Судя уже по начальным репликам, Аркашка Счастливцев беден, как церковная мышь: «У меня и сроду много-то не было, а теперь копейки за душой нет». Он пробирается пешком («на своих-с») через пол-России («из Вологды в Керчь-с»), «без табаку и без денег»: не все ли равно в этой ситуации, «что по дороге идти, что на месте сидеть» [Островский: 273]. Единственное, что он умеет в этой жизни, -- это актерское ремесло; но и в театральной иерархии этот герой занимает низшее место в сравнении с «трагиками» или «первыми любовниками». Он -- «комик», а комики -- «шуты» и «визитов не делают». Однажды даже довелось «в суфлеры» пойти: «.каково для человека с возвышенной душой-то»? Он -- человек многократно «битый», хотя и «смирный». Готов на все: когда зимой добирался в Архангельск, его «в большой ковер закатывали» -- и «ничего, доехал-с». Может и с «богомольцами» дойти, «христовым именем питаясь». Может и своровать, что плохо лежит, -- «гордыня» у него напрочь отсутствует: из одного города «три раза выбивали», из другого «четыре версты казаки нагайками гнали» [Островский: 273-274].
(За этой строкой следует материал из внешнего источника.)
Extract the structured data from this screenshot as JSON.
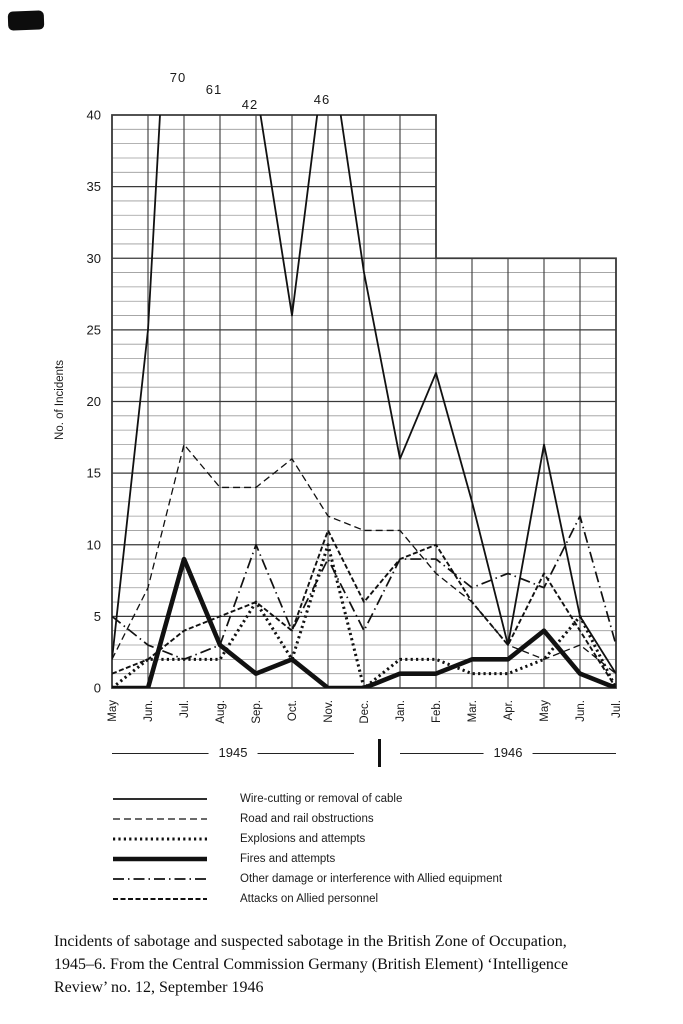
{
  "chart_data": {
    "type": "line",
    "title": "",
    "ylabel": "No. of Incidents",
    "xlabel": "",
    "x": [
      "May",
      "Jun.",
      "Jul.",
      "Aug.",
      "Sep.",
      "Oct.",
      "Nov.",
      "Dec.",
      "Jan.",
      "Feb.",
      "Mar.",
      "Apr.",
      "May",
      "Jun.",
      "Jul."
    ],
    "year_groups": [
      {
        "label": "1945",
        "start_month_index": 0,
        "end_month_index": 7
      },
      {
        "label": "1946",
        "start_month_index": 8,
        "end_month_index": 14
      }
    ],
    "ylim": [
      0,
      40
    ],
    "ytick_step": 5,
    "grid": "graph-paper, 1-unit rows; rows above 30 exist only from May 1945 to Feb 1946 (stepped plot frame)",
    "legend_position": "below",
    "off_scale_labels": [
      {
        "text": "70",
        "month_index": 2
      },
      {
        "text": "61",
        "month_index": 3
      },
      {
        "text": "42",
        "month_index": 4
      },
      {
        "text": "46",
        "month_index": 6
      }
    ],
    "series": [
      {
        "name": "Wire-cutting or removal of cable",
        "style": "solid-thin",
        "values": [
          2,
          25,
          70,
          61,
          42,
          26,
          46,
          29,
          16,
          22,
          13,
          3,
          17,
          5,
          1
        ]
      },
      {
        "name": "Road and rail obstructions",
        "style": "dashed",
        "values": [
          2,
          7,
          17,
          14,
          14,
          16,
          12,
          11,
          11,
          8,
          6,
          3,
          2,
          3,
          1
        ]
      },
      {
        "name": "Explosions and attempts",
        "style": "dotted-heavy",
        "values": [
          0,
          2,
          2,
          2,
          6,
          2,
          10,
          0,
          2,
          2,
          1,
          1,
          2,
          5,
          0
        ]
      },
      {
        "name": "Fires and attempts",
        "style": "solid-thick",
        "values": [
          0,
          0,
          9,
          3,
          1,
          2,
          0,
          0,
          1,
          1,
          2,
          2,
          4,
          1,
          0
        ]
      },
      {
        "name": "Other damage or interference with Allied equipment",
        "style": "dash-dot",
        "values": [
          5,
          3,
          2,
          3,
          10,
          4,
          9,
          4,
          9,
          9,
          7,
          8,
          7,
          12,
          3
        ]
      },
      {
        "name": "Attacks on Allied personnel",
        "style": "fine-dash",
        "values": [
          1,
          2,
          4,
          5,
          6,
          4,
          11,
          6,
          9,
          10,
          6,
          3,
          8,
          4,
          0
        ]
      }
    ]
  },
  "caption": {
    "line1": "Incidents of sabotage and suspected sabotage in the British Zone of Occupation,",
    "line2": "1945–6. From the Central Commission Germany (British Element) ‘Intelligence",
    "line3": "Review’ no. 12, September 1946"
  },
  "colors": {
    "ink": "#111111",
    "grid_minor": "#9a9a9a",
    "grid_major": "#3a3a3a",
    "paper": "#ffffff"
  }
}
При этом он актер, более всего ценящий аплодисменты и искренне завидующий коллеге, которого «тридцать раз вызывали». Именно «аплодисменты публики», а не деньги почитаются им основной житейской ценностью. Он считает себя художником -- хотя его «художества» воспринимаются обществом и религией как «греховные». И в глазах членов «гомеостатического коллектива» он уже из-за профессии своей выглядит «бессчастным человеком» и «душе своей погубителем». Рядом с ним -- такой же «бессчастный» комедиант Геннадий Несчастливцев (все различие в амплуа: не «комик», а «трагик»), тоже демонстрирующий собственную «инаковость» в отношении к привычному быту:
«И в самом деле, брат Аркадий, зачем мы зашли, как мы попали в этот лес, в этот сыр-дремучий бор? Зачем мы, братец, спугнули сов и филинов? Что им мешать! Пусть их живут, как им хочется! Тут все в порядке, братец, как в лесу быть следует <.> лес, братец» [Островский: 337].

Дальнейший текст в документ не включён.